A number of earlier works reported practical problems with explainability approaches that use SHAP scores^{20} (Huang and Marques-Silva^{13} covers a number of additional references). However, these works focus on practical tools, which approximate SHAP scores, but do not investigate the possible existence of fundamental limitations with the existing definitions of SHAP scores. In contrast with these other works, this article exhibits simple classifiers for which relative feature importance obtained with SHAP scores provides misleading information, in that features that bear no significance for a prediction can be deemed more important, in terms of SHAP scores, than features that bear some significance for the same prediction. The importance of this article’s results, and of the identified limitations of SHAP scores, should be assessed in light of the fast-growing uses of explainability solutions in domains that directly impact human beings, for example, medical diagnostic applications, especially when the vast majority of such uses build on SHAP scores.^{a}

## Key Insights

Shapley values find extensive uses in explaining machine learning models and serve to assign importance to the features of the model.

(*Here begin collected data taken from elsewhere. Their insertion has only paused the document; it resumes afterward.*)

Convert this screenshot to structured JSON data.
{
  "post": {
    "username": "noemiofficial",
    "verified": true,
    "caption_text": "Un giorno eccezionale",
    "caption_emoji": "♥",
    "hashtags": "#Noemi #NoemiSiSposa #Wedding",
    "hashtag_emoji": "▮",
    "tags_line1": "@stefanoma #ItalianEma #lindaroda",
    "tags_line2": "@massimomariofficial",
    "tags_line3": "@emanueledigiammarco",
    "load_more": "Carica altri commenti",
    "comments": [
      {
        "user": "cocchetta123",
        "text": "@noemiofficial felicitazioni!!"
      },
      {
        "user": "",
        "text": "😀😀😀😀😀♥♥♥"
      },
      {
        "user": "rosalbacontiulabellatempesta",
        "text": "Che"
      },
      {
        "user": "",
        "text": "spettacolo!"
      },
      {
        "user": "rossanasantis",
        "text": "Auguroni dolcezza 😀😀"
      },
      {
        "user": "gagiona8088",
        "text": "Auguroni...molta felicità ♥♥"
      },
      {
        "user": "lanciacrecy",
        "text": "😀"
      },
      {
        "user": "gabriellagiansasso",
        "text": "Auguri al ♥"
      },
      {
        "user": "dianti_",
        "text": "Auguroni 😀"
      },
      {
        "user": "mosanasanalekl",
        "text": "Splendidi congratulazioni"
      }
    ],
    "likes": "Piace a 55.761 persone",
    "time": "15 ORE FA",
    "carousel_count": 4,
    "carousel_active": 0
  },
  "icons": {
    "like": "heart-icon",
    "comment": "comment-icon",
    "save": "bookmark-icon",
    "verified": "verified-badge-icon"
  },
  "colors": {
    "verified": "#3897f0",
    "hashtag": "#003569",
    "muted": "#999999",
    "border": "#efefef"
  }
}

Shapley values for explainability also find ever-increasing uses in high-risk and safety-critical domains, for example, medical diagnosis.

This article proves that the existing definition of Shapley values for explainability can produce misleading information regarding feature importance, and so can induce human decision-makers in error.

The article starts by introducing the notation and definitions used throughout as well as two example decision trees. Afterwards, the paper presents a brief introduction to formal explanations and adversarial examples^{11} along with the concepts of relevancy/irrelevancy, which have been studied in logic-based abduction since the mid 1990s.^{10} The article then overviews SHAP scores and illustrates their computation for the running examples. This will serve to show that SHAP scores can provide misleading information regarding relative feature importance. To conclude, we extend further the negative results regarding the inadequacy of using SHAP scores for feature attribution in XAI and briefly summarize our main results.

## Definitions

Throughout the article, we adopt the notation and the definitions introduced in earlier work, namely Marques-Silva^{24}^{,}^{26} and Arenas et al.^{1}

**Classification problems.** A classification problem is defined on a set of features $F=\{1,\dots ,m\}$, and a set of classes $K=\{{c}_{1},\dots ,{c}_{K}\}$. Each feature $i\in F$ takes values from a domain ${D}_{i}$. Domains can be ordinal (for example, real- or integer-valued) or categorical. Feature space is defined by the cartesian product of the domains of the features: $F={D}_{1}\times \cdots \times {D}_{m}$. A classifier $\mathcal{M}$ computes a (non-constant) classification function:^{b} $\kappa :F\to K$. A classifier $\mathcal{M}$ is associated with a tuple $(F,F,K,\kappa )$. For the purposes of this article, we restrict the features’ domains to be discrete. This restriction does not in any way impact the validity of our results.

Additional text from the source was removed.